Authorities in Saudi Arabia have forced a prominent human rights activist and blogger to shut down his twitter account as part of the ongoing crackdown on dissent in the country.
Reports said on Wednesday that Mikhlif Al-Shammari was summoned on September 22 to the General Intelligence Directorate in the city of Al-Khobar, where he was told to shut down his account instantly based on an order by the country’s Interior Ministry.
He is said to have been forced to pledge to close his account within 48 hours.
The activist, who is from the large Sunni al-Shammar tribe, has been seeking to improve relations with Saudi Arabia’s Shia community based in the Eastern Province.
Al-Shammari has denounced the Saudi regime’s rights violations, mostly against the Shias, as he believes Sunni Muslims should treat Shia people in the oil-rich country as equals.

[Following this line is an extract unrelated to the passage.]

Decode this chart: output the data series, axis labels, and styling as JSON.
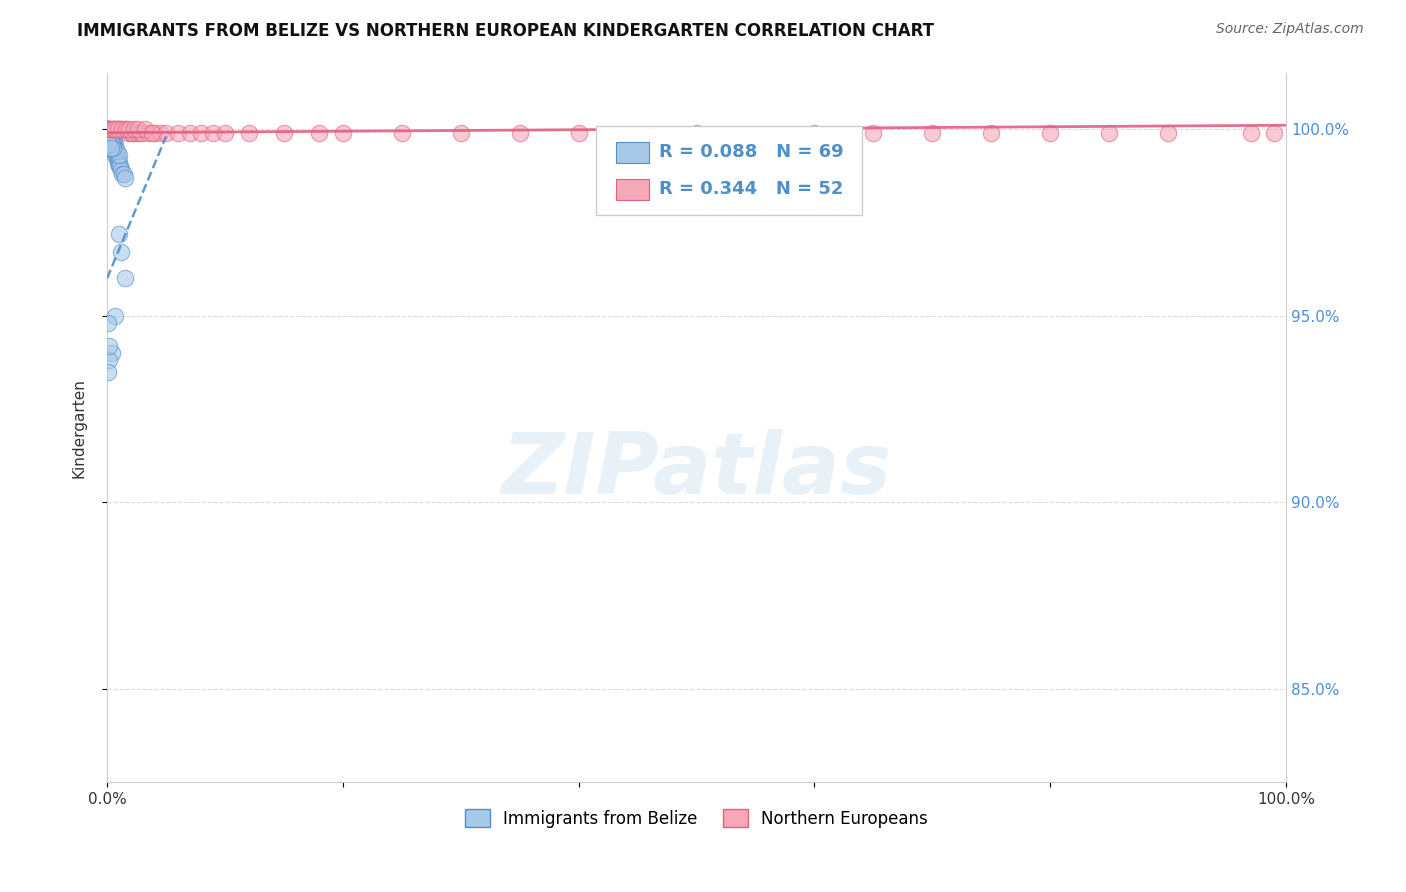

In July, an appellate court in Riyadh upheld a five-year jail term handed down to the rights activist, as well as a ten-year travel ban and a ban on writing articles, accessing the Internet and appearing in the media.
Al-Shammari has been accused of several charges, including “making attempts to discredit the kingdom in public opinion, insulting the clergy and accusing state officials of dishonesty” as well as “producing and sending via the Internet what would prejudice public order.”
Activists say there are over 30,000 political prisoners in Saudi Arabia.
The country has come under fire from international human rights organizations, which have criticized it for failing to address the rights situation in the kingdom.
They say Riyadh has persistently implemented repressive policies that stifle freedom of expression, association and assembly.